Strangely enough, in Mark’s telling the emptiness of the tomb is not just evidence for the resurrection. (And, when it comes to that, there are other explanations for why a tomb might be empty; see Matthew 28:13.) Instead, the accent seems to be on Jesus not being present because he has better things to do than wait around at a tomb. The “young man dressed in a white robe” (angelic messenger) delivers the good tidings of Easter morning like an administrative assistant explaining why you can’t have a quick word with the boss: “You’re looking for Jesus? Sorry, you just missed him.”

You’ve missed him because he has moved on ahead to other pressing business. The resurrected Lord has no intention of giving us time to sit around pondering whether we believe in this sort of thing or not. Instead, the instruction to the women is to tell the disciples, and especially Peter who had denied him, that they had better get on the move (Mark 16:7). Jesus had explained already that after he was raised up, he would go ahead of them to Galilee (Mark 14:28). Now the “young man” reminds them of this scheduled rendezvous. If it’s Jesus they want, they will need to head back to Galilee.

What exactly would it mean to catch up with Jesus in Galilee? Galilee is, of course, the setting of his early ministry as narrated in the first nine chapters of Mark’s gospel. When Jesus first emerged from his wilderness trials, it was to Galilee that he came with his proclamation of “the good news of God” (Mark 1:14). Galilee is the site of his ministry of teaching, healing, exorcism, and feeding such that his fame spread (Mark 1:28), and a great multitude followed him (Mark 3:7). Note that these very women who have come to the tomb at sunrise to receive this summons have just been described a few verses earlier as those who accompanied him and provided for him during his Galilean ministry (Mark 15:40–41). Is that it then? Is it back to Galilee — back to the good old days with everything just as it was, only better?

Not exactly. The Galilean ministry in the early chapters of Mark is the site of a relentless demonstration of Jesus’ profound agency and power, but it is also the site of profound misunderstanding. Even his closest followers cannot seem to figure out who Jesus is and what he is up to. So pervasive is this theme of misunderstanding, that Mark’s Jesus is constantly asking people to keep silent about him. Whether supernatural beings that know his identity (Mark 1:34, 3:12), or those to whom he is trying to impart special insight (Mark 8:30), or those who have benefited from his power to heal and exorcise (Mark 1:44, 5:43, 7:36, 8:26) — Jesus instructs them all to be quiet. The so-called “messianic secret” in Mark comes down to this: Jesus doesn’t want people spreading news about him, because they don’t yet have the full picture. His full identity has not yet been disclosed.

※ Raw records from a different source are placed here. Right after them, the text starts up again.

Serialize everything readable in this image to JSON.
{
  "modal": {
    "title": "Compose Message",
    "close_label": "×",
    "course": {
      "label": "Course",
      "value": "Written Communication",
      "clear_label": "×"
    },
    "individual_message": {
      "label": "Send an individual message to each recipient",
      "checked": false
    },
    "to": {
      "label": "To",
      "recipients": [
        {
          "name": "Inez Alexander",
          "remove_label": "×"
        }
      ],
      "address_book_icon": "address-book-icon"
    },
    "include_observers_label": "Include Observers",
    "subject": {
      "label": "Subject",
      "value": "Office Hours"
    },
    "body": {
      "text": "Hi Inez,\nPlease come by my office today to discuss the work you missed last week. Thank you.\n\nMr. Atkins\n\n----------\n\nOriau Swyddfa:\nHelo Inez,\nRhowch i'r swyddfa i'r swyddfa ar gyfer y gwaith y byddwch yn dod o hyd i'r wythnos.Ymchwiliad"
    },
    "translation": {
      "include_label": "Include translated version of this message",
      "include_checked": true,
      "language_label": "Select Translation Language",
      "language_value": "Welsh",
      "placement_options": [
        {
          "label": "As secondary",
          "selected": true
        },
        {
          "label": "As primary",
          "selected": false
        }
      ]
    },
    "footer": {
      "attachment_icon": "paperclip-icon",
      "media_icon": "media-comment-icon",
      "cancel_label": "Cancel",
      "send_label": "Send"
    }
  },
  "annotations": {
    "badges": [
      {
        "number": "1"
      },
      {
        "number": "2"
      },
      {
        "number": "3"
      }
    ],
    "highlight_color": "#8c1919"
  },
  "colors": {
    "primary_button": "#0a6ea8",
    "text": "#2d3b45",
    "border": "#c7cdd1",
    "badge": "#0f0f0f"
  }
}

Jesus had tried to explain about the second act of his performed identity — the part that takes place in Jerusalem, where he is to “undergo great suffering, and be rejected…and killed” (Mark 8:31). Three times he tried to explain it (see also Mark 9:31, 10:32–34), but each time his followers made it perfectly clear that they understood nothing. Finally, he just had to show them.

So now, at Easter, this summons to Galilee is an invitation to rethink it all, to reappraise the whole story in light of its ending. It is as the “crucified one” who has nevertheless been raised (Mark 16:6) that the powerful and dynamic Jesus of Galilee can be fully appreciated at last. These two sides of Jesus — fearless, urgent whirlwind of divine power who ties up the satanic strong man in order to plunder his house (Mark 3:27) on the one hand, and passive, silent victim of arrest, abuse, mockery, false accusation, and execution (chapters 14–15) on the other — are not really reconciled in Mark. It’s a story, not a treatise. We are never shown how to logically resolve the tension between these two aspects of his identity, but Mark insists on holding them both before our wondering eyes. To really understand this Jesus you have to keep thinking both things together — and this is all the more true after the resurrection.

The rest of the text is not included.